A major redevelopment plan for the Bayview-Hunters Point neighborhood has hit a roadblock after opponents say they have gathered enough signatures to force a vote on the project.
A campaign to block the formation of a redevelopment plan for the nearly 1,400-acre area began soon after the Board of Supervisors approved it in May.
Opponents say the plan would result in seizures of property, the forcing out of longtime residents and a significant alteration of the neighborhood’s character.
Supervisor Sophie Maxwell, whose district includes the Bayview-Hunters Point neighborhood, said opponents are using fear tactics. The plan would only revitalize the area and protect existing residents, she said.
The 30-year redevelopment plan would collect $188 million in local property taxes to create about 3,700 units of market-rate and affordable housing, inspire economic development and improve the quality of life by adding parks and health centers, according to the San Francisco Redevelopment Agency, the entity in charge of the plan.
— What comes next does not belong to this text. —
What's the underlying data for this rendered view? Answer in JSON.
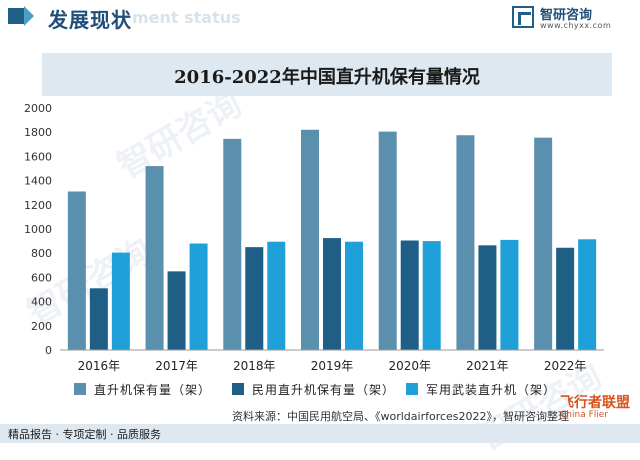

Brian Murphy O’Flynn, who does not live in the neighborhood, spearheaded the campaign to obtain the needed 21,000 signatures to put the plan before The City’s voters.
O’Flynn said redevelopment plans are "driven by bureaucrats" and destroy neighborhoods by creating "development on steroids" and catering to "mega-developers." O’Flynn points to the redevelopment plan implemented about 30 years ago in the Fillmore district, which is criticized for tearing apart the once largely African-American community. O’Flynn also opposes eminent domain, something he recently experienced when his piece of property in North Beach was taken by The City to connect thesite with the nearby North Beach Playground.
"There are no plans by the agency to acquire vast swaths of land and to transform the character of the neighborhood," said Marcia Rosen, executive director of the San Francisco Redevelopment Agency.
She said what happened in the Fillmore happened 30 years ago and is no longer the agency’s practice.
O’Flynn has until 5 p.m. today to hand in the signatures. If they prove valid, residents are expected to vote on the redevelopment plan in November 2007, O’Flynn said.